Стал я мягче? Еще частенько срываюсь, жестокость накатывает, подозрительность излишняя, как паутина, липнет к очам. Несправедлив бываю. С тем же Скворцовым, с Игорем Петровичем. Раздражаюсь на него, противоречу без причин, зло срываю — опосля плена особенно, вспоминаючи бои на заставе. Как будто начальник заставы повинен в июне. Не он, что ль, дрался наравне с пограничниками и даже храбрей всех? Не пожалел его, выложил про Иру, про Женю. А тут еще Лидка примешалась, радость моя. Вот мягче становлюсь. А для пользы службы ли это? А? С тем же Будыкиным как? Прикажете проявлять мягкотелость? Башку на отсечение: перебежал к фашизмусам, к полицаям либо к националистам, еще подаст свой поповский голосочек, наведет врагов на след. Суду все ясно: отец Аполлинарий — дезертир, изменник Родины. Подозревал его с самого начала. Верхним чутьем, как ищейка, угадывал. Есть, однако, и моя вина, что он убег. Проворонил, и мои хлопцы подкачали. Мордой бы нас об стол за это, культурно выражаясь. Прав комиссар, надо было выпустить листовку. Командир воспротивился. Вот и не хочешь, а будешь ему прекословить. Хотя мягкотелым его не назовешь…

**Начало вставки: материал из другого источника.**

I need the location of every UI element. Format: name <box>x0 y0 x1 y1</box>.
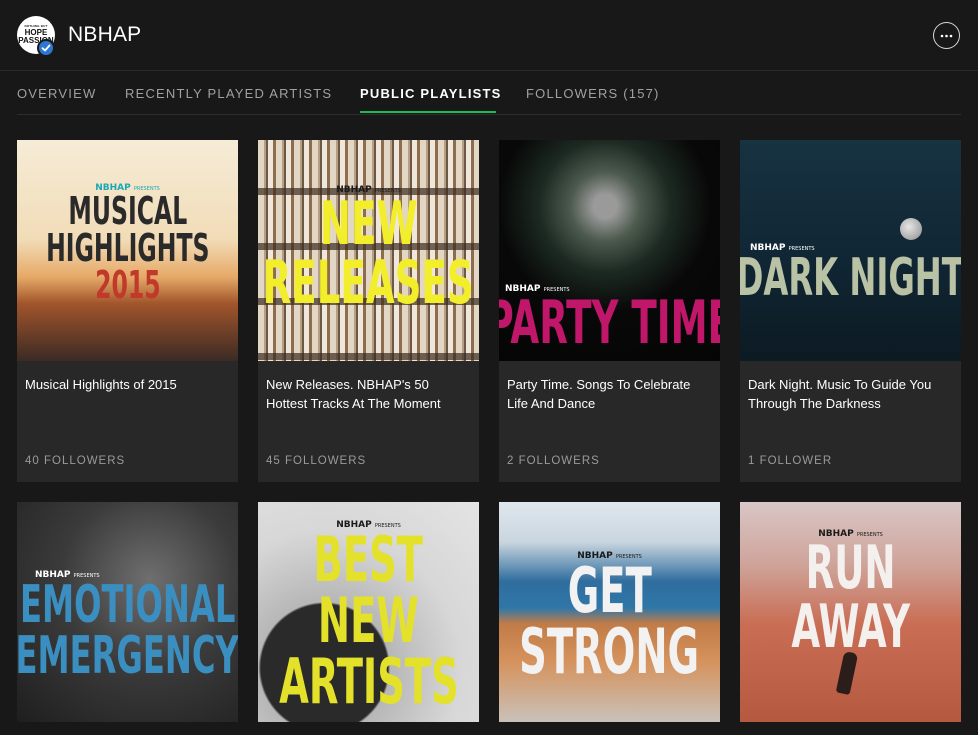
playlist-card[interactable]: NBHAP PRESENTS GET STRONG <box>499 502 720 723</box>
playlist-card[interactable]: NBHAP PRESENTS MUSICAL HIGHLIGHTS 2015 M… <box>17 140 238 482</box>
more-options-button[interactable] <box>933 22 960 49</box>
playlist-card[interactable]: NBHAP PRESENTS BEST NEW ARTISTS <box>258 502 479 723</box>
playlist-cover: NBHAP PRESENTS NEW RELEASES <box>258 140 479 361</box>
playlist-card[interactable]: NBHAP PRESENTS DARK NIGHT Dark Night. Mu… <box>740 140 961 482</box>
cover-title-line: HIGHLIGHTS <box>45 225 210 270</box>
profile-page: NOTHING BUT HOPE PASSION NBHAP OVERVIEW … <box>0 0 978 735</box>
cover-title-line: PARTY TIME <box>499 288 720 359</box>
tab-public-playlists[interactable]: PUBLIC PLAYLISTS <box>360 86 502 101</box>
cover-title-line: MUSICAL <box>68 188 187 233</box>
divider <box>17 114 961 115</box>
playlist-cover: NBHAP PRESENTS MUSICAL HIGHLIGHTS 2015 <box>17 140 238 361</box>
playlist-card[interactable]: NBHAP PRESENTS PARTY TIME Party Time. So… <box>499 140 720 482</box>
active-tab-indicator <box>360 111 496 113</box>
tab-overview[interactable]: OVERVIEW <box>17 86 96 101</box>
cover-title-line: RELEASES <box>263 247 474 318</box>
profile-tabs: OVERVIEW RECENTLY PLAYED ARTISTS PUBLIC … <box>0 70 978 115</box>
cover-title-line: DARK NIGHT <box>740 248 961 309</box>
playlist-title[interactable]: Musical Highlights of 2015 <box>25 375 231 394</box>
cover-title-accent: 2015 <box>94 263 161 308</box>
playlist-followers: 45 FOLLOWERS <box>266 455 367 467</box>
cover-title-line: AWAY <box>791 591 910 662</box>
playlist-followers: 2 FOLLOWERS <box>507 455 600 467</box>
cover-title-line: ARTISTS <box>278 644 459 718</box>
playlist-title[interactable]: Party Time. Songs To Celebrate Life And … <box>507 375 713 413</box>
playlist-card[interactable]: NBHAP PRESENTS EMOTIONAL EMERGENCY <box>17 502 238 723</box>
moon-icon <box>900 218 922 240</box>
playlist-cover: NBHAP PRESENTS RUN AWAY <box>740 502 961 723</box>
cover-title-line: STRONG <box>519 614 700 688</box>
profile-header: NOTHING BUT HOPE PASSION NBHAP <box>0 0 978 70</box>
verified-check-icon <box>37 39 55 57</box>
playlist-cover: NBHAP PRESENTS BEST NEW ARTISTS <box>258 502 479 723</box>
playlist-cover: NBHAP PRESENTS EMOTIONAL EMERGENCY <box>17 502 238 723</box>
cover-title-line: BEST <box>313 523 424 597</box>
cover-title-line: NEW <box>318 584 419 658</box>
cover-title-line: NEW <box>319 188 418 259</box>
bottom-bar <box>0 722 978 735</box>
cover-title-line: EMOTIONAL <box>19 574 236 635</box>
playlist-card[interactable]: NBHAP PRESENTS RUN AWAY <box>740 502 961 723</box>
playlist-cover: NBHAP PRESENTS GET STRONG <box>499 502 720 723</box>
cover-title-line: RUN <box>805 532 896 603</box>
cover-title-line: GET <box>567 553 652 627</box>
tab-followers[interactable]: FOLLOWERS (157) <box>526 86 660 101</box>
playlist-cover: NBHAP PRESENTS DARK NIGHT <box>740 140 961 361</box>
playlist-followers: 40 FOLLOWERS <box>25 455 126 467</box>
cover-title-line: EMERGENCY <box>17 625 238 686</box>
playlist-card[interactable]: NBHAP PRESENTS NEW RELEASES New Releases… <box>258 140 479 482</box>
profile-name: NBHAP <box>68 23 142 46</box>
playlist-title[interactable]: Dark Night. Music To Guide You Through T… <box>748 375 954 413</box>
tab-recently-played-artists[interactable]: RECENTLY PLAYED ARTISTS <box>125 86 332 101</box>
playlist-followers: 1 FOLLOWER <box>748 455 833 467</box>
ellipsis-icon <box>940 34 953 37</box>
playlist-cover: NBHAP PRESENTS PARTY TIME <box>499 140 720 361</box>
playlist-title[interactable]: New Releases. NBHAP's 50 Hottest Tracks … <box>266 375 472 413</box>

Будыкин валялся на кровати в портянках, сапоги все же скинул. С усилием натягивал их, теперь еле стянул, словно ноги, пока выходил на волю, распухли, утолщились. Но за болезнь он не растолстел, а отощал. И ослабел здоровски, прошелся по двору — пошатывало, как пьяненького. Сегодня впервой выполз на волю. Благо Мария Николаевна, тетя Маша, отлучилась в деревню. Она не дозволяет ему выходить из хаты, даже еду норовит в постель подавать, но он уже не хворый, хватит ваньку валять. Будыкин лежал навзничь, и кадык у него двигался, будто он сглатывал. Но он не сглатывал, кадык ходил туда-сюда сам по себе. И сами по себе шевелились пальцы в портянках. В оконце скреблась ветка, под полом скреблась мышь. В хатенке, натопленной с утра, но выдуваемой ветром, было прохладно. Укрыться б одеялом, однако сперва нужно скинуть гимнастерку и шаровары. В теле была вялость, и думалось вяло: «Надо бы помыть сапоги, уснуть. Перед обедом тетя Маша разбудит». Сперва звал хозяйку мамашей, потом застеснялся: какая она ему мамаша, у нее свой сын, Стась, который служил в Гатчине, под Ленинградом, а Поля Будыкин — кто он ей, выбрел из лесу и сел на шею, хворый. И стал звать ее: тетя Маша. Пора слезать с ее шеи, уже неделю сидит. Пора уходить. Куда уходить? Где его ждут, ненаглядного?
Мышь заскреблась сильней, скрипнула доска в порожке, за дверью. Будыкин напрягся: кто-то идет? Никто не шел, половицы и доски скрипят в избушке на курьих ножках от старости, от ветхости, сами по себе. Ветка заскреблась в окно громче прежнего, и он опять испуганно напрягся в ожидании: кто-то стучится? Никто не стучался, кроме яблоневой ветки. Будыкин повернулся к оконцу: ветка была скрюченная, в переплетении веточек-отростков, как спутанная колючая проволока. Такой проволокой германцы уважают огораживать свои лагеря, куда Поля Будыкин может угодить запросто. Ветку надо бы отрезать, подгнившие доски заменить бы. Хоть бери в руки ножовку с молотком. Мог бы это сделать младший сын Марии Николаевны, Стась, он же до армии был плотник. Но Стась аж под Ленинградом — если живой, — а у Будыкина кишка тонкая, кирзачи и те еле-еле стащил. Переболел. Но теперь здоровый. И нечего тут рассусоливать, пан Будыкин. Утречком его покормила Мария Николаевна. Не с ложечки, как кормила пани Ядвига, тогда он был раненый, нынче не раны, хворь простудная, и та уже вышла. Угораздило ж его заблудиться, расхвораться, кадровый сержант называется. Тетя Маша подала ему тарелку с вареной картошкой и ломтиками сала, протянула добрый ломоть поляницы и вилку с обломанными зубцами, сказала: «Подкрепляйся, сынок, я скоро обернусь, за продуктами пойду».